Bunyi gong serupa alarm pemanggil. Penduduk berbondong-bondong meninggalkan rumah menuju balai desa tempat acara karawitan diberlangsungkan. Suara sinden yang melantunkan tembang Dhandhanggula, menyatu merdu dengan rangkaian melodi dari gamelan. Perempuan dan anak-anak duduk menyaksikan. Sementara, para laki-laki sudah mengantre, menunggu giliran mengalungkan sampur di leher mereka.
Tepat di depan panggung, pada deretan kursi dengan meja-meja penuh hidangan, duduk Wira beserta perangkat desa lainnya. Pun beberapa tamu undangan dari kantor kecamatan, juga perangkat desa sebelah. Mereka lebar tertawa. Menyaksikan para bapak-bapak kampung yang menari mengelilingi sinden dengan menghambur-hamburkan uang, menyawer.
Di halaman balai desa, berjejer para pedagang makanan. Dari mulai rebusan kacang tanah hingga gorengan. Yang menarik, semua pedagang itu adalah penduduk kampung. Orang-orang yang dulu bertani, yang kini telah kehilangan sawah sendiri.
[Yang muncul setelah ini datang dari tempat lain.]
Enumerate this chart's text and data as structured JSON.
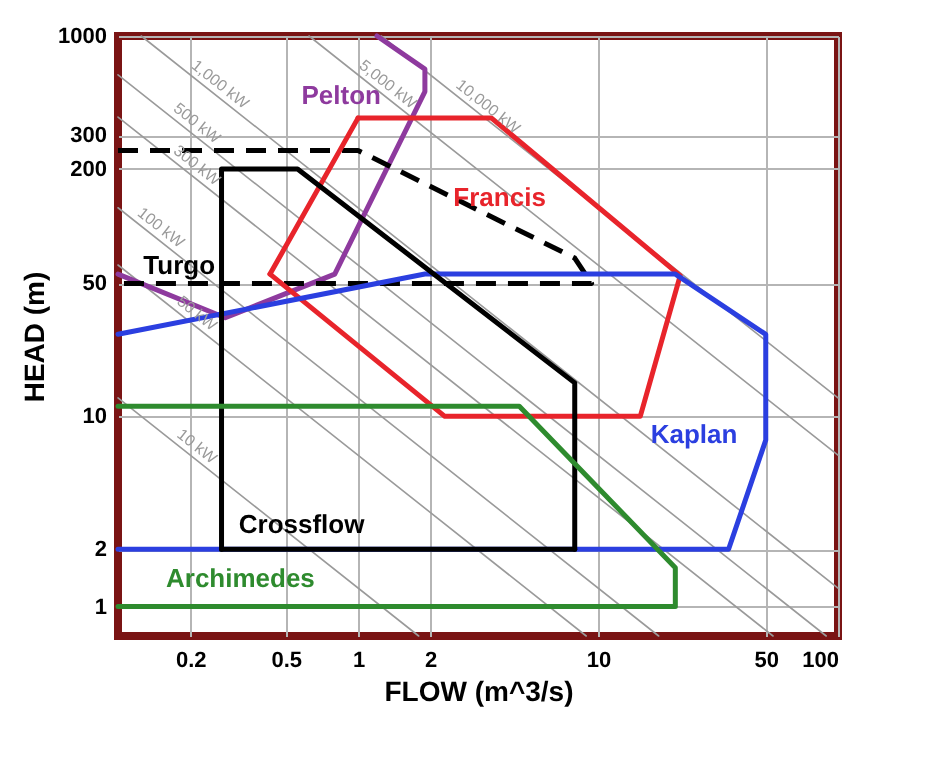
{
  "chart_data": {
    "type": "line",
    "xlabel": "FLOW (m^3/s)",
    "ylabel": "HEAD (m)",
    "log": "xy",
    "grid": true,
    "marker": "none",
    "xlim": [
      0.1,
      100
    ],
    "xticks": [
      0.2,
      0.5,
      1,
      2,
      10,
      50,
      100
    ],
    "ylim": [
      0.7,
      1000
    ],
    "yticks": [
      1,
      2,
      10,
      50,
      200,
      300,
      1000
    ],
    "series": [
      {
        "name": "Pelton",
        "color": "#8e3a9e",
        "x": [
          0.1,
          0.28,
          0.8,
          1.9,
          1.9,
          1.2
        ],
        "values": [
          56,
          33,
          56,
          510,
          670,
          1000
        ]
      },
      {
        "name": "Turgo",
        "color": "#000000",
        "line_style": "dashed",
        "x": [
          0.1,
          1,
          8,
          9.4,
          0.1
        ],
        "values": [
          250,
          250,
          68,
          50,
          50
        ]
      },
      {
        "name": "Francis",
        "color": "#e8242b",
        "x": [
          1,
          3.6,
          22,
          15,
          2.3,
          0.43
        ],
        "values": [
          370,
          370,
          55,
          10,
          10,
          56
        ]
      },
      {
        "color": "#e8242b",
        "x": [
          0.43,
          1
        ],
        "values": [
          56,
          370
        ]
      },
      {
        "name": "Kaplan",
        "color": "#2b3fe0",
        "x": [
          0.1,
          1.9,
          21,
          50,
          50,
          35,
          0.1
        ],
        "values": [
          27,
          56,
          56,
          27,
          7.5,
          2,
          2
        ]
      },
      {
        "name": "Crossflow",
        "color": "#000000",
        "x": [
          0.27,
          0.27,
          0.56,
          8,
          8
        ],
        "values": [
          2,
          200,
          200,
          15,
          2
        ]
      },
      {
        "color": "#000000",
        "x": [
          8,
          0.27
        ],
        "values": [
          2,
          2
        ]
      },
      {
        "name": "Archimedes",
        "color": "#2e8b2e",
        "x": [
          0.1,
          4.7,
          21,
          21,
          0.1
        ],
        "values": [
          11.3,
          11.3,
          1.6,
          1,
          1
        ]
      },
      {
        "name": "10 kW",
        "color": "#9a9a9a",
        "x": [
          0.1,
          1.79
        ],
        "values": [
          12.5,
          0.7
        ]
      },
      {
        "name": "50 kW",
        "color": "#9a9a9a",
        "x": [
          0.1,
          8.93
        ],
        "values": [
          62.5,
          0.7
        ]
      },
      {
        "name": "100 kW",
        "color": "#9a9a9a",
        "x": [
          0.1,
          17.9
        ],
        "values": [
          125,
          0.7
        ]
      },
      {
        "name": "300 kW",
        "color": "#9a9a9a",
        "x": [
          0.1,
          53.6
        ],
        "values": [
          375,
          0.7
        ]
      },
      {
        "name": "500 kW",
        "color": "#9a9a9a",
        "x": [
          0.1,
          89.3
        ],
        "values": [
          625,
          0.7
        ]
      },
      {
        "name": "1,000 kW",
        "color": "#9a9a9a",
        "x": [
          0.125,
          100
        ],
        "values": [
          1000,
          1.25
        ]
      },
      {
        "name": "5,000 kW",
        "color": "#9a9a9a",
        "x": [
          0.625,
          100
        ],
        "values": [
          1000,
          6.25
        ]
      },
      {
        "name": "10,000 kW",
        "color": "#9a9a9a",
        "x": [
          1.25,
          100
        ],
        "values": [
          1000,
          12.5
        ]
      }
    ]
  }
}
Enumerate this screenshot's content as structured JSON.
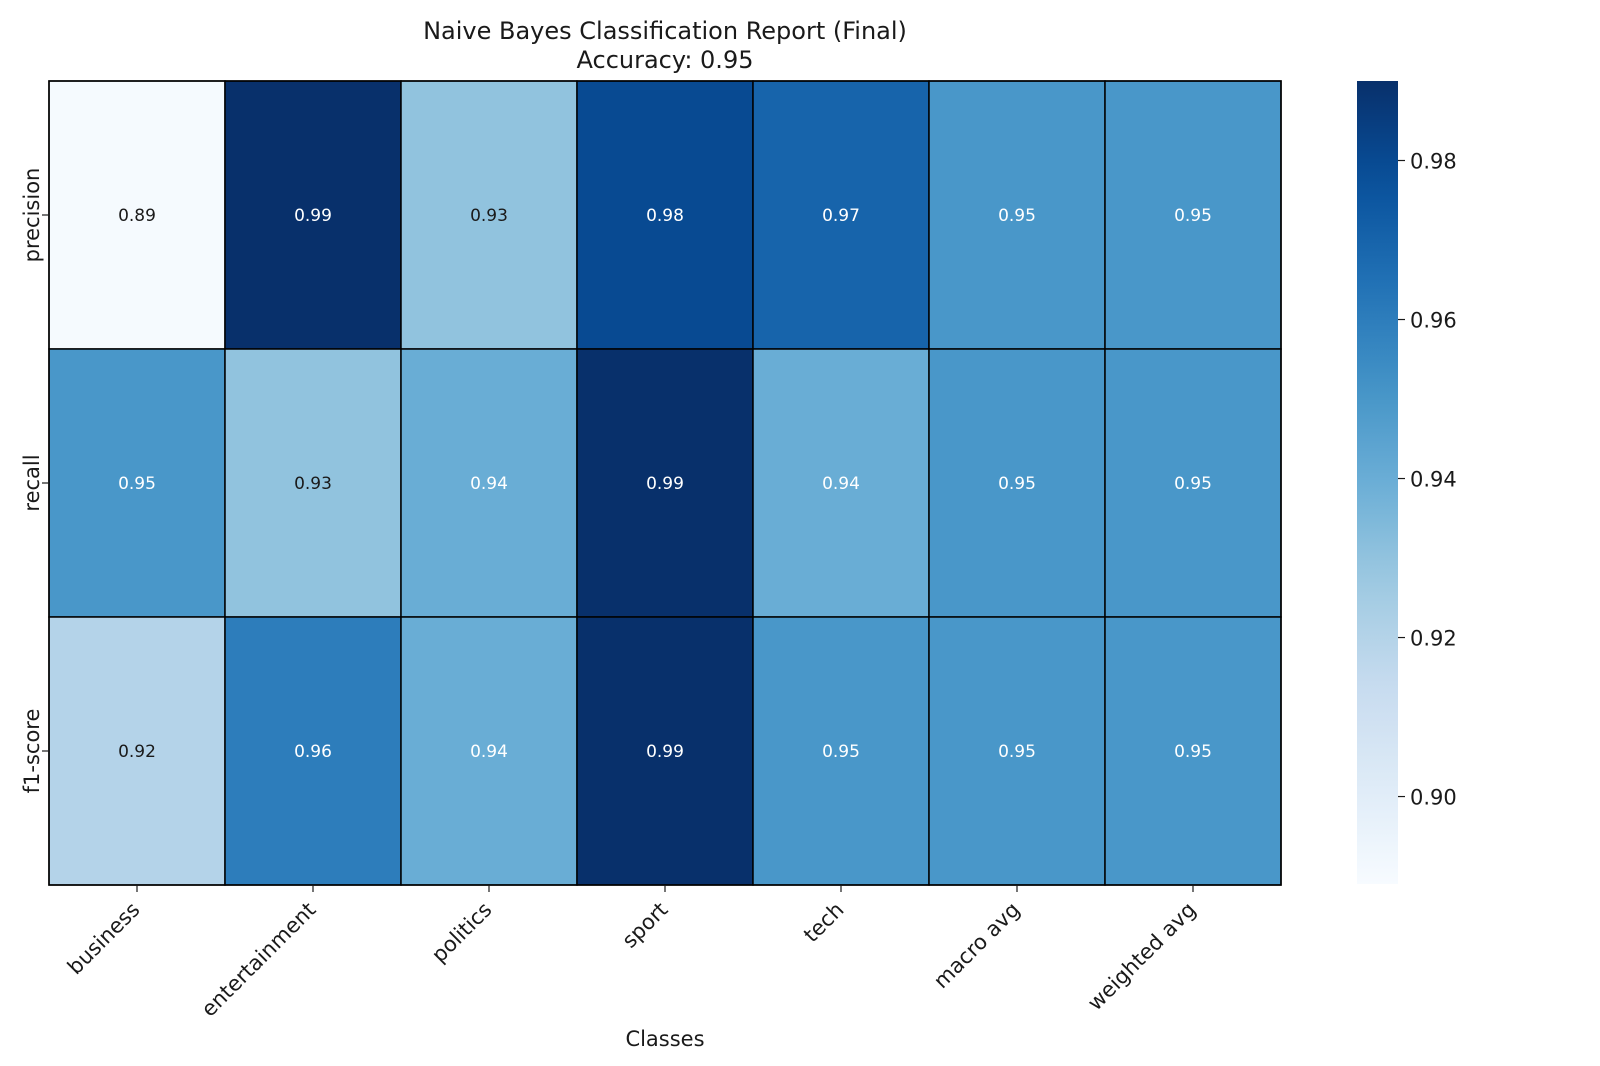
{
  "chart_data": {
    "type": "heatmap",
    "title": "Naive Bayes Classification Report (Final)",
    "subtitle": "Accuracy: 0.95",
    "xlabel": "Classes",
    "ylabel": "",
    "x_categories": [
      "business",
      "entertainment",
      "politics",
      "sport",
      "tech",
      "macro avg",
      "weighted avg"
    ],
    "y_categories": [
      "precision",
      "recall",
      "f1-score"
    ],
    "values": [
      [
        0.89,
        0.99,
        0.93,
        0.98,
        0.97,
        0.95,
        0.95
      ],
      [
        0.95,
        0.93,
        0.94,
        0.99,
        0.94,
        0.95,
        0.95
      ],
      [
        0.92,
        0.96,
        0.94,
        0.99,
        0.95,
        0.95,
        0.95
      ]
    ],
    "value_labels": [
      [
        "0.89",
        "0.99",
        "0.93",
        "0.98",
        "0.97",
        "0.95",
        "0.95"
      ],
      [
        "0.95",
        "0.93",
        "0.94",
        "0.99",
        "0.94",
        "0.95",
        "0.95"
      ],
      [
        "0.92",
        "0.96",
        "0.94",
        "0.99",
        "0.95",
        "0.95",
        "0.95"
      ]
    ],
    "colormap": "Blues",
    "colorbar": {
      "range": [
        0.889,
        0.99
      ],
      "ticks": [
        0.9,
        0.92,
        0.94,
        0.96,
        0.98
      ],
      "tick_labels": [
        "0.90",
        "0.92",
        "0.94",
        "0.96",
        "0.98"
      ]
    },
    "cell_border_color": "#000000",
    "grid": false,
    "legend": "colorbar-right"
  }
}
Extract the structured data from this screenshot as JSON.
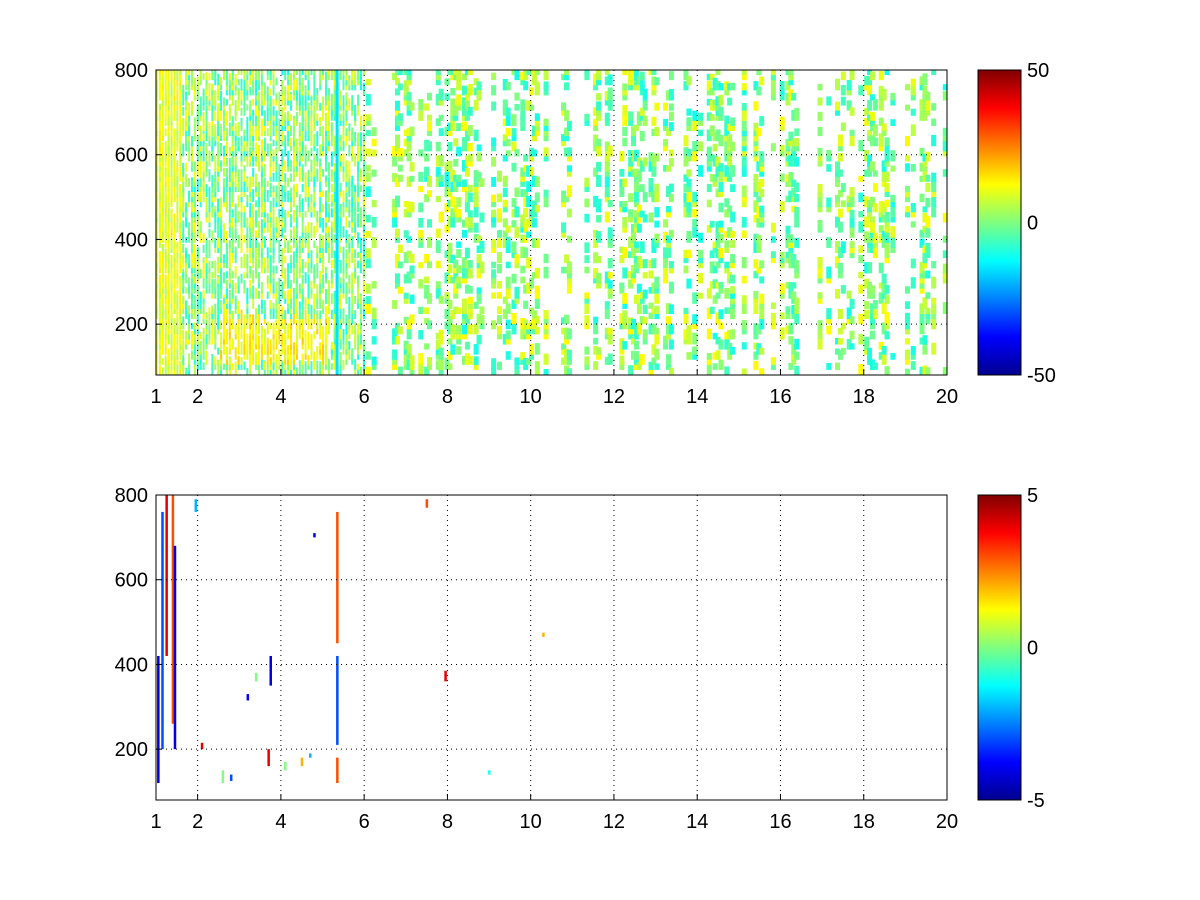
{
  "chart_data": [
    {
      "type": "heatmap",
      "title": "",
      "xlabel": "",
      "ylabel": "",
      "xlim": [
        1,
        20
      ],
      "ylim": [
        80,
        800
      ],
      "xticks": [
        1,
        2,
        4,
        6,
        8,
        10,
        12,
        14,
        16,
        18,
        20
      ],
      "yticks": [
        200,
        400,
        600,
        800
      ],
      "grid": true,
      "colormap": "jet",
      "colorbar": {
        "limits": [
          -50,
          50
        ],
        "ticks": [
          50,
          0,
          -50
        ]
      },
      "description_of_values": "sparse field of small values mostly between -20 and +20; dense activity for x < 6, strong band at y 100-200 between x 2.5 and 5.3, vertical stripe near x 5.3, sparser vertical stripes from x 6 to 20",
      "features": [
        {
          "kind": "dense_band",
          "x": [
            1,
            1.6
          ],
          "y": [
            80,
            800
          ],
          "value_range": [
            5,
            15
          ]
        },
        {
          "kind": "dense_band",
          "x": [
            1.6,
            6
          ],
          "y": [
            80,
            800
          ],
          "value_range": [
            -15,
            15
          ]
        },
        {
          "kind": "patch",
          "x": [
            2.5,
            5.2
          ],
          "y": [
            100,
            200
          ],
          "value_range": [
            8,
            18
          ]
        },
        {
          "kind": "stripe",
          "x": 5.35,
          "y": [
            80,
            800
          ],
          "value": -15
        },
        {
          "kind": "sparse_stripes",
          "x": [
            6,
            20
          ],
          "y": [
            80,
            800
          ],
          "value_range": [
            -10,
            10
          ]
        }
      ]
    },
    {
      "type": "heatmap",
      "title": "",
      "xlabel": "",
      "ylabel": "",
      "xlim": [
        1,
        20
      ],
      "ylim": [
        80,
        800
      ],
      "xticks": [
        1,
        2,
        4,
        6,
        8,
        10,
        12,
        14,
        16,
        18,
        20
      ],
      "yticks": [
        200,
        400,
        600,
        800
      ],
      "grid": true,
      "colormap": "jet",
      "colorbar": {
        "limits": [
          -5,
          5
        ],
        "ticks": [
          5,
          0,
          -5
        ]
      },
      "points": [
        {
          "x": 1.05,
          "y": [
            120,
            420
          ],
          "value": -4
        },
        {
          "x": 1.15,
          "y": [
            200,
            760
          ],
          "value": -3
        },
        {
          "x": 1.25,
          "y": [
            420,
            800
          ],
          "value": 4
        },
        {
          "x": 1.4,
          "y": [
            260,
            800
          ],
          "value": 3
        },
        {
          "x": 1.45,
          "y": [
            200,
            680
          ],
          "value": -4
        },
        {
          "x": 1.95,
          "y": [
            760,
            790
          ],
          "value": -2
        },
        {
          "x": 2.1,
          "y": [
            200,
            215
          ],
          "value": 4
        },
        {
          "x": 2.6,
          "y": [
            120,
            150
          ],
          "value": 0
        },
        {
          "x": 2.8,
          "y": [
            125,
            140
          ],
          "value": -3
        },
        {
          "x": 3.2,
          "y": [
            315,
            330
          ],
          "value": -4
        },
        {
          "x": 3.4,
          "y": [
            360,
            380
          ],
          "value": 0
        },
        {
          "x": 3.7,
          "y": [
            160,
            200
          ],
          "value": 4
        },
        {
          "x": 3.75,
          "y": [
            350,
            420
          ],
          "value": -4
        },
        {
          "x": 4.1,
          "y": [
            150,
            170
          ],
          "value": 0
        },
        {
          "x": 4.5,
          "y": [
            160,
            180
          ],
          "value": 2
        },
        {
          "x": 4.7,
          "y": [
            180,
            190
          ],
          "value": -2
        },
        {
          "x": 4.8,
          "y": [
            700,
            710
          ],
          "value": -4
        },
        {
          "x": 5.35,
          "y": [
            120,
            180
          ],
          "value": 3
        },
        {
          "x": 5.35,
          "y": [
            210,
            420
          ],
          "value": -3
        },
        {
          "x": 5.35,
          "y": [
            450,
            760
          ],
          "value": 3
        },
        {
          "x": 7.5,
          "y": [
            770,
            790
          ],
          "value": 3
        },
        {
          "x": 7.95,
          "y": [
            360,
            385
          ],
          "value": 4
        },
        {
          "x": 9.0,
          "y": [
            140,
            150
          ],
          "value": -1
        },
        {
          "x": 10.3,
          "y": [
            465,
            475
          ],
          "value": 2
        }
      ]
    }
  ]
}
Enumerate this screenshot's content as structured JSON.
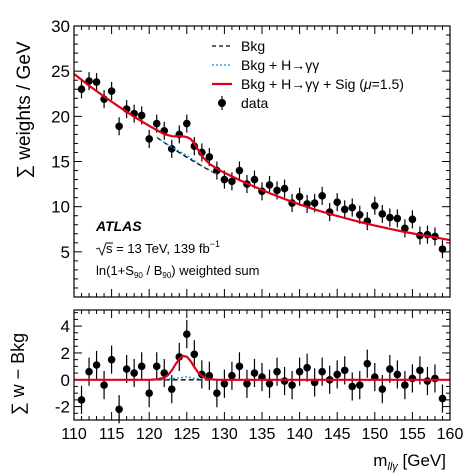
{
  "chart_data": [
    {
      "type": "scatter",
      "panel": "upper",
      "ylabel": "∑ weights / GeV",
      "xlim": [
        110,
        160
      ],
      "ylim": [
        0,
        30
      ],
      "yticks": [
        5,
        10,
        15,
        20,
        25,
        30
      ],
      "grid": false,
      "legend_position": "top-right",
      "legend": {
        "bkg": "Bkg",
        "bkg_higgs_prefix": "Bkg + H",
        "bkg_higgs_suffix": "γγ",
        "full_prefix": "Bkg + H",
        "full_middle": "γγ + Sig (",
        "full_mu": "μ",
        "full_suffix": "=1.5)",
        "data": "data"
      },
      "annotations": {
        "experiment": "ATLAS",
        "energy_prefix": "s = 13 TeV, 139 fb",
        "energy_exp": "−1",
        "weighting_prefix": "ln(1+S",
        "weighting_sub1": "90",
        "weighting_mid": " / B",
        "weighting_sub2": "90",
        "weighting_suffix": ") weighted sum"
      },
      "series": [
        {
          "name": "data",
          "style": "markers-with-errorbars",
          "color": "#000000",
          "x": [
            111,
            112,
            113,
            114,
            115,
            116,
            117,
            118,
            119,
            120,
            121,
            122,
            123,
            124,
            125,
            126,
            127,
            128,
            129,
            130,
            131,
            132,
            133,
            134,
            135,
            136,
            137,
            138,
            139,
            140,
            141,
            142,
            143,
            144,
            145,
            146,
            147,
            148,
            149,
            150,
            151,
            152,
            153,
            154,
            155,
            156,
            157,
            158,
            159
          ],
          "y": [
            23.0,
            23.9,
            23.8,
            21.9,
            22.8,
            18.9,
            20.8,
            20.3,
            20.1,
            17.5,
            19.2,
            18.4,
            16.4,
            18.0,
            19.2,
            16.7,
            16.0,
            15.5,
            14.0,
            13.0,
            12.8,
            14.0,
            12.5,
            13.0,
            11.7,
            12.4,
            11.8,
            12.0,
            10.4,
            11.1,
            10.3,
            10.4,
            11.2,
            9.4,
            10.5,
            9.7,
            9.9,
            9.1,
            8.4,
            10.1,
            9.2,
            8.8,
            8.7,
            7.6,
            8.6,
            6.8,
            6.9,
            6.7,
            5.3
          ],
          "yerr": 1.0
        },
        {
          "name": "Bkg",
          "style": "dashed",
          "color": "#000000",
          "x": [
            121,
            123,
            125,
            127,
            129
          ],
          "y": [
            17.68,
            16.52,
            15.46,
            14.49,
            13.59
          ]
        },
        {
          "name": "Bkg + H→γγ",
          "style": "dotted",
          "color": "#1e8cd2",
          "x": [
            121,
            123,
            125,
            127,
            129
          ],
          "y": [
            17.68,
            16.58,
            15.68,
            14.55,
            13.6
          ]
        },
        {
          "name": "Bkg + H→γγ + Sig (μ=1.5)",
          "style": "solid",
          "color": "#e0001b",
          "x": [
            110,
            112,
            114,
            116,
            118,
            120,
            121,
            122,
            123,
            123.5,
            124,
            124.5,
            125,
            125.5,
            126,
            126.5,
            127,
            128,
            129,
            130,
            132,
            134,
            136,
            138,
            140,
            142,
            144,
            146,
            148,
            150,
            152,
            154,
            156,
            158,
            160
          ],
          "y": [
            24.7,
            23.4,
            22.2,
            21.05,
            19.95,
            18.95,
            18.48,
            18.03,
            17.8,
            17.78,
            17.8,
            17.78,
            17.7,
            17.5,
            17.0,
            16.3,
            15.6,
            14.75,
            14.2,
            13.75,
            12.95,
            12.2,
            11.5,
            10.85,
            10.25,
            9.7,
            9.2,
            8.75,
            8.3,
            7.9,
            7.55,
            7.2,
            6.9,
            6.6,
            6.3
          ]
        }
      ]
    },
    {
      "type": "scatter",
      "panel": "lower",
      "ylabel": "∑ w − Bkg",
      "xlabel_main": "m",
      "xlabel_sub": "llγ",
      "xlabel_unit": " [GeV]",
      "xlim": [
        110,
        160
      ],
      "ylim": [
        -3,
        5.2
      ],
      "yticks": [
        -2,
        0,
        2,
        4
      ],
      "xticks": [
        110,
        115,
        120,
        125,
        130,
        135,
        140,
        145,
        150,
        155,
        160
      ],
      "grid": false,
      "series": [
        {
          "name": "data",
          "style": "markers-with-errorbars",
          "color": "#000000",
          "x": [
            111,
            112,
            113,
            114,
            115,
            116,
            117,
            118,
            119,
            120,
            121,
            122,
            123,
            124,
            125,
            126,
            127,
            128,
            129,
            130,
            131,
            132,
            133,
            134,
            135,
            136,
            137,
            138,
            139,
            140,
            141,
            142,
            143,
            144,
            145,
            146,
            147,
            148,
            149,
            150,
            151,
            152,
            153,
            154,
            155,
            156,
            157,
            158,
            159
          ],
          "y": [
            -1.5,
            0.6,
            1.1,
            -0.4,
            1.5,
            -2.2,
            0.8,
            0.5,
            1.0,
            -1.0,
            1.0,
            0.5,
            -0.7,
            1.7,
            3.4,
            1.9,
            0.4,
            0.3,
            -1.0,
            -0.3,
            0.3,
            1.0,
            -0.3,
            0.5,
            0.2,
            -0.3,
            0.6,
            -0.1,
            -0.4,
            0.6,
            0.9,
            -0.2,
            0.6,
            0.0,
            0.4,
            0.7,
            -0.5,
            -0.4,
            1.2,
            0.2,
            -0.7,
            0.8,
            0.4,
            -0.4,
            0.1,
            0.7,
            -0.1,
            0.1,
            -1.4
          ],
          "yerr": 1.05
        },
        {
          "name": "Bkg",
          "style": "dashed",
          "color": "#000000",
          "x": [
            121,
            129
          ],
          "y": [
            0,
            0
          ]
        },
        {
          "name": "Bkg + H→γγ",
          "style": "dotted",
          "color": "#1e8cd2",
          "x": [
            120,
            122,
            124,
            125,
            126,
            128,
            130
          ],
          "y": [
            0,
            0.02,
            0.15,
            0.22,
            0.1,
            0.01,
            0
          ]
        },
        {
          "name": "Bkg + H→γγ + Sig (μ=1.5)",
          "style": "solid",
          "color": "#e0001b",
          "x": [
            110,
            120,
            121,
            122,
            122.5,
            123,
            123.5,
            124,
            124.5,
            125,
            125.5,
            126,
            126.5,
            127,
            127.5,
            128,
            129,
            160
          ],
          "y": [
            0,
            0,
            0.03,
            0.15,
            0.35,
            0.7,
            1.15,
            1.55,
            1.78,
            1.72,
            1.4,
            0.95,
            0.55,
            0.28,
            0.12,
            0.05,
            0,
            0
          ]
        }
      ]
    }
  ]
}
"Mbak Sinta, mau beli tidak?"
Wiwin. Salah satu gadis muda, tetangga Sinta. Di punggungnya ada adik perempuannya berusia dua tahun, pulas tertidur. Wiwin menjajakan tahu goreng yang diberi sambal petis. Dia sunggih menggunakan tampah.
"Iya, sini, turunkan!"
Gadis lima belas tahun itu bersemangat menurunkan dagangannya. Mengambil kantong plastik untuk kemudian diisi pesanan Sinta.
"Adikmu kenapa dibawa, Win? Kasihan sedang tidur begitu."
"Tidak ada yang jaga di rumah, Mbak."
"Ibumu?"
"Ibu goreng tahu. Itu di sana." Wiwin menunjuk stan tempat ibunya berjualan. Ada juga Rumi, adik keduanya yang membantu.
"Bapakmu?"
Wajah Wiwin terangkat. Dia gerakkan dagunya untuk menunjuk panggung. Sinta melihat sosok yang dimaksud Wiwin, yaitu Sukadi. Laki-laki itu tengah asyik berjoget dengan mengibas-ngibaskan beberapa lebar sepuluh ribuan. Sesekali tangannya lancang menyelipkan lembaran uang tersebut ke dalam belahan dada si sinden.
Sinta tersenyum getir. Andai tidak ada bayi yang lelap tertidur, sudah dia teriakkan umpatan untuk Sukadi. Sungguh sosok bapak yang tidak tahu diri. Anak dan istrinya sibuk mencari uang makan, dia pongah menghamburkan dengan jejogetan.